AutoLSTM is an LSTM forecasting model with Auto tuning.

class zoo.chronos.autots.model.auto_lstm.AutoLSTM(input_feature_num, output_target_num, past_seq_len, optimizer, loss, metric, hidden_dim=32, layer_num=1, lr=0.001, dropout=0.2, backend='torch', logs_dir='/tmp/auto_lstm', cpus_per_trial=1, name='auto_lstm')[source]¶

Bases: object

Create an AutoLSTM.

Parameters

input_feature_num – Int. The number of features in the input
output_target_num – Int. The number of targets in the output
past_seq_len – Int or hp sampling function The number of historical steps used for forecasting.
optimizer – String or pyTorch optimizer creator function or tf.keras optimizer instance.
loss – String or pytorch/tf.keras loss instance or pytorch loss creator function.
metric – String. The evaluation metric name to optimize. e.g. “mse”
hidden_dim – Int or hp sampling function from an integer space. The number of features in the hidden state h. For hp sampling, see zoo.chronos.orca.automl.hp for more details. e.g. hp.grid_search([32, 64]).
layer_num – Int or hp sampling function from an integer space. Number of recurrent layers. e.g. hp.randint(1, 3)
lr – float or hp sampling function from a float space. Learning rate. e.g. hp.choice([0.001, 0.003, 0.01])
dropout – float or hp sampling function from a float space. Learning rate. Dropout rate. e.g. hp.uniform(0.1, 0.3)
backend – The backend of the lstm model. We only support backend as “torch” for now.
logs_dir – Local directory to save logs and results. It defaults to “/tmp/auto_lstm”
cpus_per_trial – Int. Number of cpus for each trial. It defaults to 1.
name – name of the AutoLSTM. It defaults to “auto_lstm”

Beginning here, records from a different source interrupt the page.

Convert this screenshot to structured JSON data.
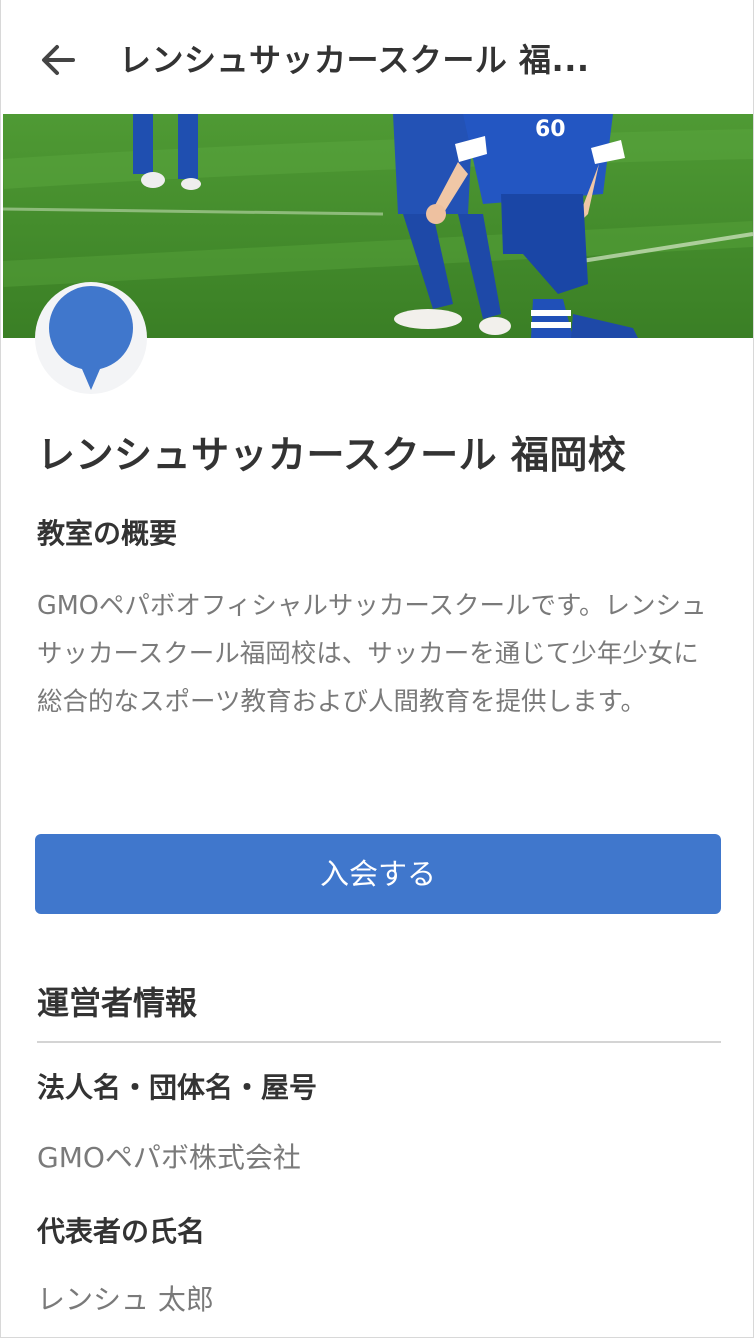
{
  "header": {
    "back_icon": "arrow-left-icon",
    "title": "レンシュサッカースクール 福..."
  },
  "school": {
    "name": "レンシュサッカースクール 福岡校",
    "logo_icon": "speech-bubble-icon",
    "jersey_number": "60"
  },
  "overview": {
    "heading": "教室の概要",
    "text": "GMOペパボオフィシャルサッカースクールです。レンシュサッカースクール福岡校は、サッカーを通じて少年少女に総合的なスポーツ教育および人間教育を提供します。"
  },
  "actions": {
    "join_label": "入会する"
  },
  "operator": {
    "heading": "運営者情報",
    "corp_label": "法人名・団体名・屋号",
    "corp_value": "GMOペパボ株式会社",
    "rep_label": "代表者の氏名",
    "rep_value": "レンシュ 太郎"
  },
  "colors": {
    "accent": "#4077cc",
    "text": "#333333",
    "muted": "#7a7a7a"
  }
}
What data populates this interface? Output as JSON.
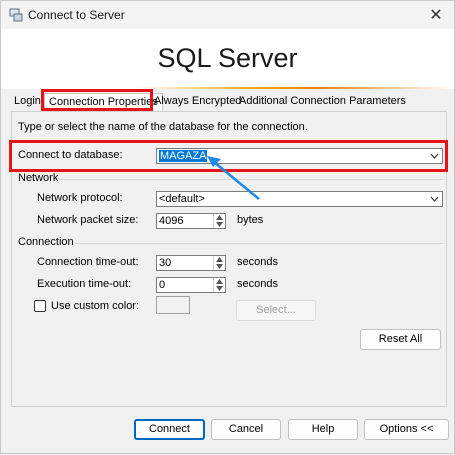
{
  "window": {
    "title": "Connect to Server",
    "close_symbol": "✕"
  },
  "banner": {
    "title": "SQL Server"
  },
  "tabs": [
    {
      "label": "Login"
    },
    {
      "label": "Connection Properties"
    },
    {
      "label": "Always Encrypted"
    },
    {
      "label": "Additional Connection Parameters"
    }
  ],
  "instructions": "Type or select the name of the database for the connection.",
  "connect_db": {
    "label": "Connect to database:",
    "value": "MAGAZA"
  },
  "network": {
    "group_label": "Network",
    "protocol_label": "Network protocol:",
    "protocol_value": "<default>",
    "packet_label": "Network packet size:",
    "packet_value": "4096",
    "packet_unit": "bytes"
  },
  "connection": {
    "group_label": "Connection",
    "timeout_label": "Connection time-out:",
    "timeout_value": "30",
    "timeout_unit": "seconds",
    "exec_label": "Execution time-out:",
    "exec_value": "0",
    "exec_unit": "seconds",
    "custom_color_label": "Use custom color:",
    "select_label": "Select..."
  },
  "buttons": {
    "reset_all": "Reset All",
    "connect": "Connect",
    "cancel": "Cancel",
    "help": "Help",
    "options": "Options <<"
  },
  "colors": {
    "highlight_box": "#e4141a",
    "selection": "#0078d7",
    "annotation_arrow": "#1e88e5",
    "default_button_border": "#0067c0"
  }
}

fit(data, epochs=1, batch_size=32, validation_data=None, metric_threshold=None, n_sampling=1, search_alg=None, search_alg_params=None, scheduler=None, scheduler_params=None)[source]¶

Automatically fit the model and search for the best hyper parameters.

Parameters

data –
train data. For backend of “torch”, data can be a tuple of ndarrays or a function that takes a config dictionary as parameter and returns a PyTorch DataLoader. For backend of “keras”, data can be a tuple of ndarrays. If data is a tuple of ndarrays, it should be in the form of (x, y),

where x is training input data and y is training target data.
epochs – Max number of epochs to train in each trial. Defaults to 1. If you have also set metric_threshold, a trial will stop if either it has been optimized to the metric_threshold or it has been trained for {epochs} epochs.
batch_size – Int or hp sampling function from an integer space. Training batch size. It defaults to 32.
validation_data – Validation data. Validation data type should be the same as data.
metric_threshold – a trial will be terminated when metric threshold is met
n_sampling – Number of times to sample from the search_space. Defaults to 1. If hp.grid_search is in search_space, the grid will be repeated n_sampling of times. If this is -1, (virtually) infinite samples are generated until a stopping condition is met.
search_alg – str, all supported searcher provided by ray tune (i.e.”variant_generator”, “random”, “ax”, “dragonfly”, “skopt”, “hyperopt”, “bayesopt”, “bohb”, “nevergrad”, “optuna”, “zoopt” and “sigopt”)
search_alg_params – extra parameters for searcher algorithm besides search_space, metric and searcher mode
scheduler – str, all supported scheduler provided by ray tune
scheduler_params – parameters for scheduler

Returns

get_best_model()[source]¶: Get the best lstm model.